Contee participa do 67° Coneg da UNE
A coordenadora da Secretaria de Assuntos Educacionais da Contee e coordenadora do Fórum Nacional Popular de Educação (FNPE), Adércia Bezerra Hostin dos Santos, e a diretora da Plena da Confederação Cristina Castro, que representou a entidade, participaram, no fim de semana, do 67º Coneg da UNE. O encontro, realizado na PUC-SP, teve como tema “Resistência na educação: qualidade e democracia sim, mordaça não!”. As duas diretoras fizeram parte da mesa de abertura, que debateu a pauta principal do Coneg.
Em sua fala, Adércia ressaltou os ataques à educação praticados ao longo dos últimos dois anos, com a perda do foco do investimento das políticas públicas na área e o desmonte do MEC e do Fórum Nacional de Educação (FNE). “Um Plano [PNE] formulado pela sociedade civil com toda a população, que não é um plano de governo, é um plano de Estado que precisa ser cumprido como objeto de lei, que ficou inviabilizado com o desmonte do Estado de Direito que é a Emenda Constitucional 95”, destacou.
Para Adércia, além do desmonte que inicia na EC95 e transita na reforma trabalhista, existe uma tentativa de privatização geral de todos os serviços. “É preciso que a juventude não se cale, que os professores não se calem. Essa resistência não será breve”, alertou.

Representando a Contee, Cristina Castro também participou da mesa “Educação não é mercadoria – a luta nas universidades privadas”, que abordou uma das principais bandeiras da Confederação.

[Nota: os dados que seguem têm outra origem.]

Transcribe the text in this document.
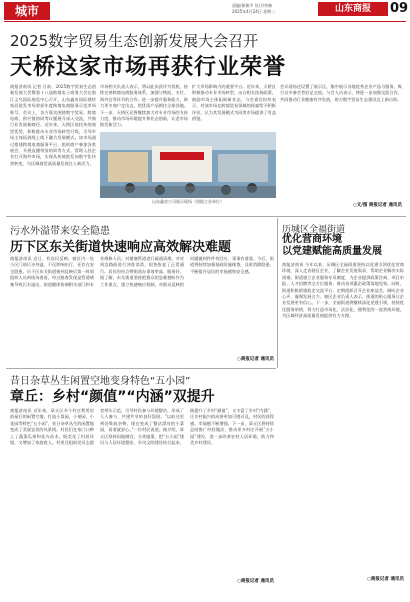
城市	责编/崔敏平 设计/李赫
2025年4月24日 星期二	山东商报	09
2025数字贸易生态创新发展大会召开
天桥这家市场再获行业荣誉
商报济南讯 记者 日前，2025数字贸易生态创新发展大会暨第十八届跨境电子商务大会在浙江义乌国际展览中心召开，山东鑫泉国际建材家居批发市场荣获年度跨境电商服务示范市场称号。会议上，各方嘉宾围绕数字贸易、跨境电商、供应链协同等议题展开深入交流，共商行业发展新路径。近年来，天桥区依托传统商贸优势，积极推动专业市场转型升级，引导市场主体拓展线上线下融合发展模式。该市场通过搭建跨境电商服务平台、组织商户参加各类展会、开展直播带货培训等方式，帮助入驻企业打开海外市场，实现从传统批发向数字化经营转变，为区域商贸高质量发展注入新活力。
市场相关负责人表示，将以此次获评为契机，持续完善跨境电商服务体系，加强与物流、支付、海外仓等环节的合作，进一步提升服务能力，助力更多商户走出去，把优质产品销往全球各地。下一步，天桥区还将继续加大对专业市场的支持力度，推动市场环境提升和业态创新，让老市场焕发新活力。
山东鑫泉公司展示现场（图据主办单位）
扩大市场影响力的重要平台。近年来，天桥区积极推动专业市场转型，出台相关扶持政策，鼓励市场主体拓展新业态。与会嘉宾纷纷表示，对该市场在跨境贸易领域的探索给予积极评价，认为其发展模式为同类市场提供了有益借鉴。
会议现场还设置了展示区，集中展示各地优秀企业产品与服务，吸引众多参会者驻足交流。与会人员表示，将进一步加强交流合作，共同推动行业健康有序发展，助力数字贸易生态建设迈上新台阶。
○文/图 商报记者 通讯员
污水外溢带来安全隐患
历下区东关街道快速响应高效解决难题
商报济南讯 近日，有居民反映，辖区内一处小区门前污水外溢，不仅影响出行，还存在安全隐患。历下区东关街道接到反映后第一时间组织人员到现场查看，经过排查发现是管道堵塞导致污水溢出。街道随即协调相关部门和专业维修人员，对堵塞管道进行疏通清理，并对周边路面进行冲洗消杀，很快恢复了正常通行。居民纷纷点赞街道办事效率高、服务好。据了解，东关街道坚持把群众的急难愁盼作为工作重点，建立快速响应机制，对群众反映的问题做到件件有回应、事事有着落。今后，街道将持续加强基础设施排查，及时消除隐患，不断提升居民的幸福感和安全感。
○商报记者 通讯员
历城区全福街道
优化营商环境
以党建赋能高质量发展
商报济南讯 今年以来，历城区全福街道坚持以党建引领优化营商环境，深入走访辖区企业，了解企业发展需求，帮助企业解决实际困难。街道建立企业服务专员制度，为企业提供政策咨询、项目申报、人才招聘等全方位服务，推动各项惠企政策落地见效。同时，街道积极搭建政企交流平台，定期组织召开企业座谈会，倾听企业心声，凝聚发展合力。辖区企业负责人表示，街道的贴心服务让企业发展更有信心。下一步，全福街道将继续深化党建引领，持续优化服务举措，努力打造市场化、法治化、便利化的一流营商环境，为区域经济高质量发展提供有力支撑。
○商报记者 通讯员
昔日杂草丛生闲置空地变身特色“五小园”
章丘：乡村“颜值”“内涵”双提升
商报济南讯 近年来，章丘区多个村庄利用房前屋后的闲置空地，打造小菜园、小果园、小花园等特色“五小园”，昔日杂草丛生的闲置地变成了美丽宜居的风景线。村民们在家门口种上了蔬菜瓜果和花卉苗木，既美化了村居环境，又增加了家庭收入。村里还组织党员志愿者带头示范，引导村民参与环境整治，形成了人人参与、共建共享的良好氛围。“以前这里到处堆放杂物，现在变成了整洁漂亮的小菜园，看着就舒心。”一位村民说道。据介绍，章丘区坚持因地制宜、分类施策，把“五小园”建设与人居环境整治、乡风文明建设结合起来，既提升了乡村“颜值”，又丰富了乡村“内涵”，让乡村振兴的成果更加可感可及，村民的获得感、幸福感不断增强。下一步，章丘区将持续总结推广经验做法，推动更多村庄开展“五小园”建设，进一步改善农村人居环境，助力和美乡村建设。
○商报记者 通讯员
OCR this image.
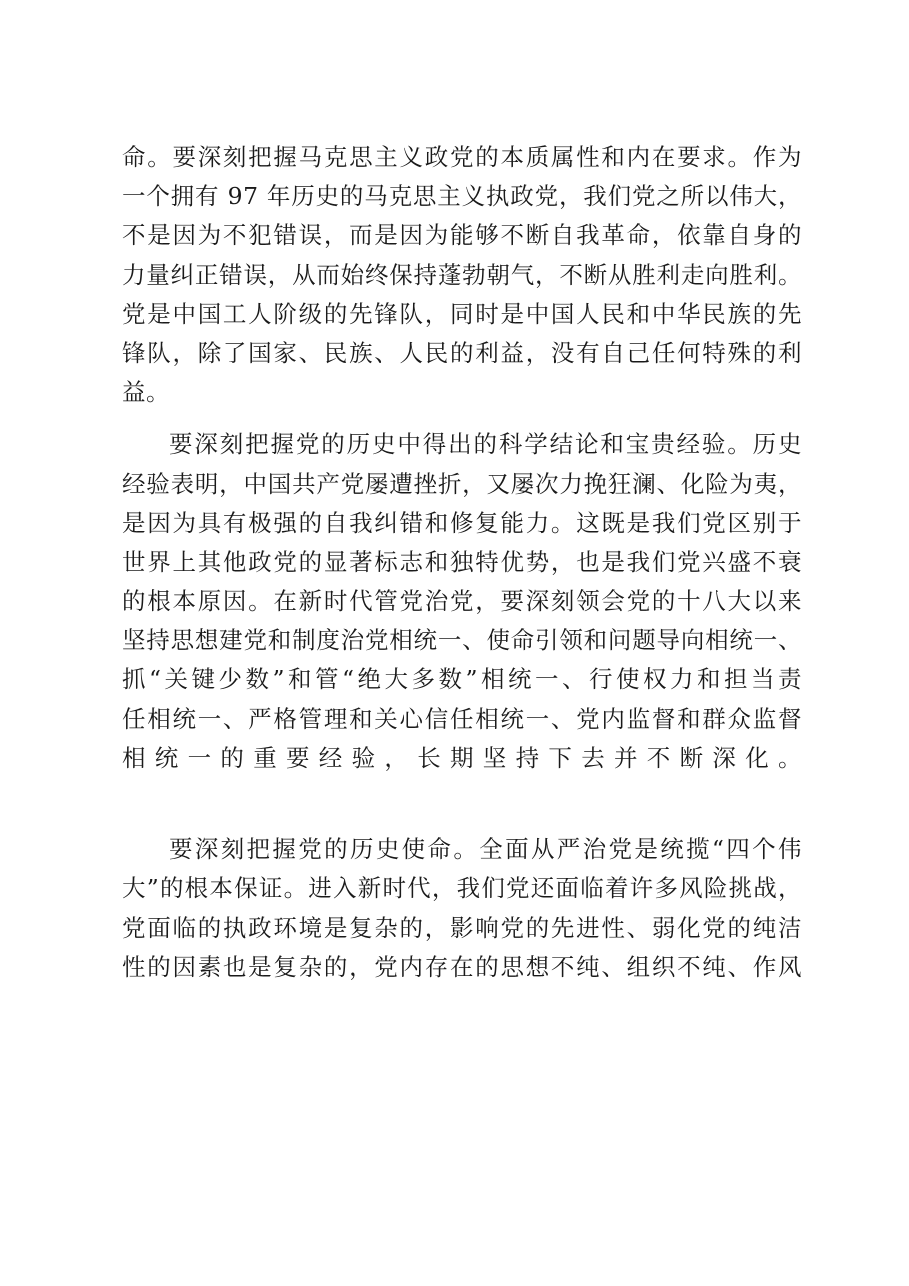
命。要深刻把握马克思主义政党的本质属性和内在要求。作为
一个拥有 97 年历史的马克思主义执政党，我们党之所以伟大，
不是因为不犯错误，而是因为能够不断自我革命，依靠自身的
力量纠正错误，从而始终保持蓬勃朝气，不断从胜利走向胜利。
党是中国工人阶级的先锋队，同时是中国人民和中华民族的先
锋队，除了国家、民族、人民的利益，没有自己任何特殊的利
益。
要深刻把握党的历史中得出的科学结论和宝贵经验。历史
经验表明，中国共产党屡遭挫折，又屡次力挽狂澜、化险为夷，
是因为具有极强的自我纠错和修复能力。这既是我们党区别于
世界上其他政党的显著标志和独特优势，也是我们党兴盛不衰
的根本原因。在新时代管党治党，要深刻领会党的十八大以来
坚持思想建党和制度治党相统一、使命引领和问题导向相统一、
抓“关键少数”和管“绝大多数”相统一、行使权力和担当责
任相统一、严格管理和关心信任相统一、党内监督和群众监督
相统一的重要经验，长期坚持下去并不断深化。
要深刻把握党的历史使命。全面从严治党是统揽“四个伟
大”的根本保证。进入新时代，我们党还面临着许多风险挑战，
党面临的执政环境是复杂的，影响党的先进性、弱化党的纯洁
性的因素也是复杂的，党内存在的思想不纯、组织不纯、作风
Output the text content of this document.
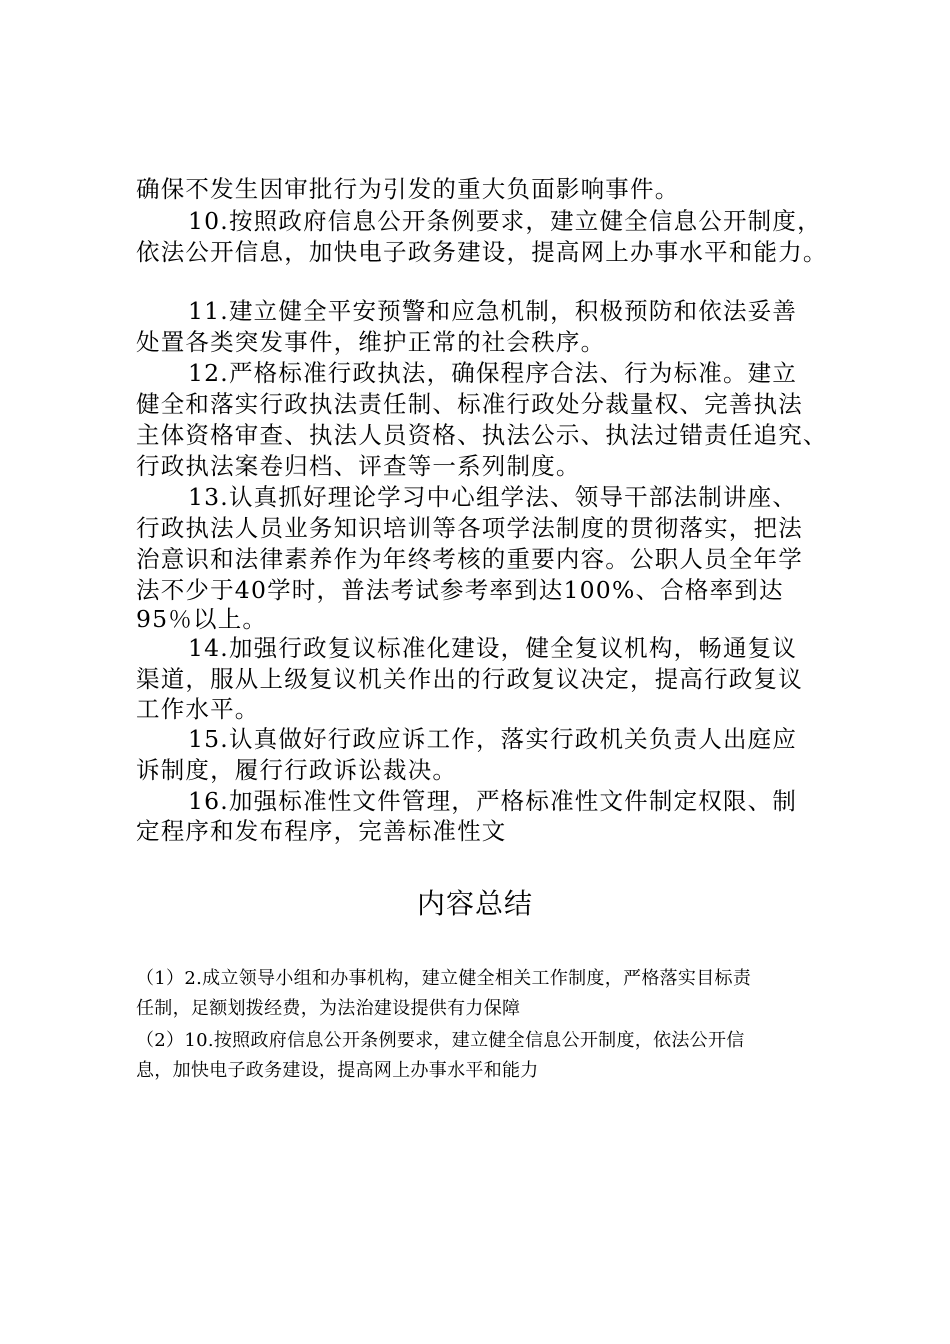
确保不发生因审批行为引发的重大负面影响事件。
10.按照政府信息公开条例要求，建立健全信息公开制度，
依法公开信息，加快电子政务建设，提高网上办事水平和能力。
11.建立健全平安预警和应急机制，积极预防和依法妥善
处置各类突发事件，维护正常的社会秩序。
12.严格标准行政执法，确保程序合法、行为标准。建立
健全和落实行政执法责任制、标准行政处分裁量权、完善执法
主体资格审查、执法人员资格、执法公示、执法过错责任追究、
行政执法案卷归档、评查等一系列制度。
13.认真抓好理论学习中心组学法、领导干部法制讲座、
行政执法人员业务知识培训等各项学法制度的贯彻落实，把法
治意识和法律素养作为年终考核的重要内容。公职人员全年学
法不少于40学时，普法考试参考率到达100%、合格率到达
95％以上。
14.加强行政复议标准化建设，健全复议机构，畅通复议
渠道，服从上级复议机关作出的行政复议决定，提高行政复议
工作水平。
15.认真做好行政应诉工作，落实行政机关负责人出庭应
诉制度，履行行政诉讼裁决。
16.加强标准性文件管理，严格标准性文件制定权限、制
定程序和发布程序，完善标准性文
内容总结
（1）2.成立领导小组和办事机构，建立健全相关工作制度，严格落实目标责
任制，足额划拨经费，为法治建设提供有力保障
（2）10.按照政府信息公开条例要求，建立健全信息公开制度，依法公开信
息，加快电子政务建设，提高网上办事水平和能力
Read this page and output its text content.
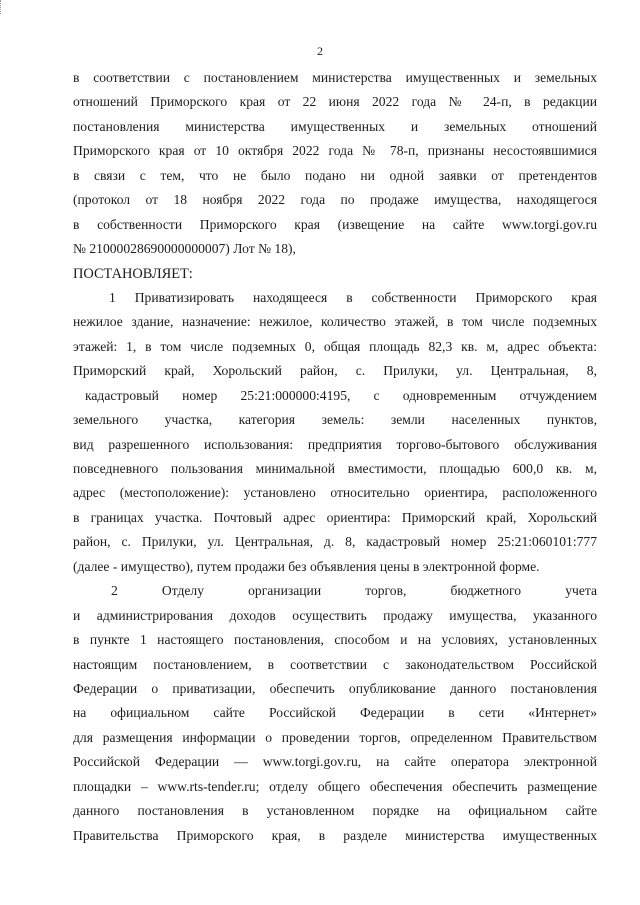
2
в соответствии с постановлением министерства имущественных и земельных
отношений Приморского края от 22 июня 2022 года № 24-п, в редакции
постановления министерства имущественных и земельных отношений
Приморского края от 10 октября 2022 года № 78-п, признаны несостоявшимися
в связи с тем, что не было подано ни одной заявки от претендентов
(протокол от 18 ноября 2022 года по продаже имущества, находящегося
в собственности Приморского края (извещение на сайте www.torgi.gov.ru
№ 21000028690000000007) Лот № 18),
ПОСТАНОВЛЯЕТ:
1 Приватизировать находящееся в собственности Приморского края
нежилое здание, назначение: нежилое, количество этажей, в том числе подземных
этажей: 1, в том числе подземных 0, общая площадь 82,3 кв. м, адрес объекта:
Приморский край, Хорольский район, с. Прилуки, ул. Центральная, 8,
кадастровый номер 25:21:000000:4195, с одновременным отчуждением
земельного участка, категория земель: земли населенных пунктов,
вид разрешенного использования: предприятия торгово-бытового обслуживания
повседневного пользования минимальной вместимости, площадью 600,0 кв. м,
адрес (местоположение): установлено относительно ориентира, расположенного
в границах участка. Почтовый адрес ориентира: Приморский край, Хорольский
район, с. Прилуки, ул. Центральная, д. 8, кадастровый номер 25:21:060101:777
(далее - имущество), путем продажи без объявления цены в электронной форме.
2 Отделу организации торгов, бюджетного учета
и администрирования доходов осуществить продажу имущества, указанного
в пункте 1 настоящего постановления, способом и на условиях, установленных
настоящим постановлением, в соответствии с законодательством Российской
Федерации о приватизации, обеспечить опубликование данного постановления
на официальном сайте Российской Федерации в сети «Интернет»
для размещения информации о проведении торгов, определенном Правительством
Российской Федерации — www.torgi.gov.ru, на сайте оператора электронной
площадки – www.rts-tender.ru; отделу общего обеспечения обеспечить размещение
данного постановления в установленном порядке на официальном сайте
Правительства Приморского края, в разделе министерства имущественных
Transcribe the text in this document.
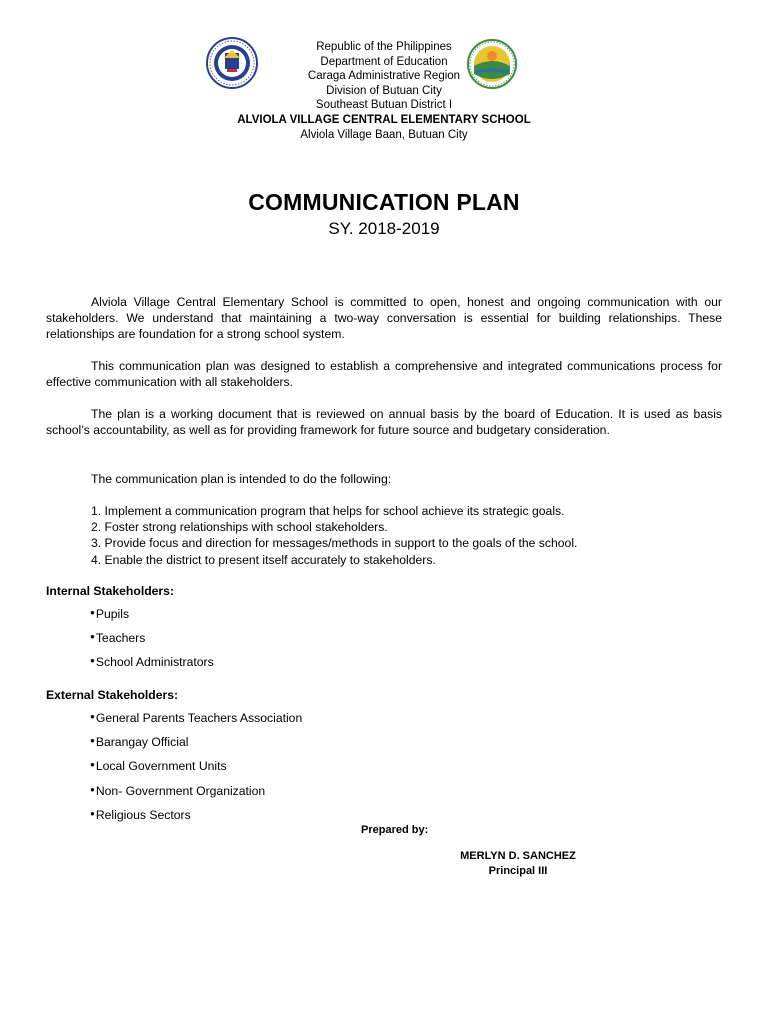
Republic of the Philippines
Department of Education
Caraga Administrative Region
Division of Butuan City
Southeast Butuan District I
ALVIOLA VILLAGE CENTRAL ELEMENTARY SCHOOL
Alviola Village Baan, Butuan City
COMMUNICATION PLAN
SY. 2018-2019

Alviola Village Central Elementary School is committed to open, honest and ongoing communication with our stakeholders. We understand that maintaining a two-way conversation is essential for building relationships. These relationships are foundation for a strong school system.

This communication plan was designed to establish a comprehensive and integrated communications process for effective communication with all stakeholders.

The plan is a working document that is reviewed on annual basis by the board of Education. It is used as basis school’s accountability, as well as for providing framework for future source and budgetary consideration.

The communication plan is intended to do the following:

1. Implement a communication program that helps for school achieve its strategic goals.
2. Foster strong relationships with school stakeholders.
3. Provide focus and direction for messages/methods in support to the goals of the school.
4. Enable the district to present itself accurately to stakeholders.
Internal Stakeholders:
●Pupils
●Teachers
●School Administrators
External Stakeholders:
●General Parents Teachers Association
●Barangay Official
●Local Government Units
●Non- Government Organization
●Religious Sectors
Prepared by:
MERLYN D. SANCHEZ
Principal III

Na apresentação, a diretora da Plena contrapôs, por um lado, a construção do Estado democrático e de direitos universais — regulamentado na Constituição — e, por outro, a implementação do projeto neoliberal, antidemocrático por essência.
Fazendo um apanhado histórico, bem como uma análise do processo crescente de atendimento aos interesses privatistas na educação, Cristina destacou a necessidade da luta coletiva. “É preciso que haja articulação das lutas em defesa dos direitos e da Previdência pública e pela manutenção do Estado de direitos e da educação pública e gratuita”, apontou. “Temos que construir uma frente ampla em defesa da educação pública, gratuita e democrática e transformar a luta pela educação pública em bandeira estratégica de projeto de nação, a partir da mudança de qualidade.”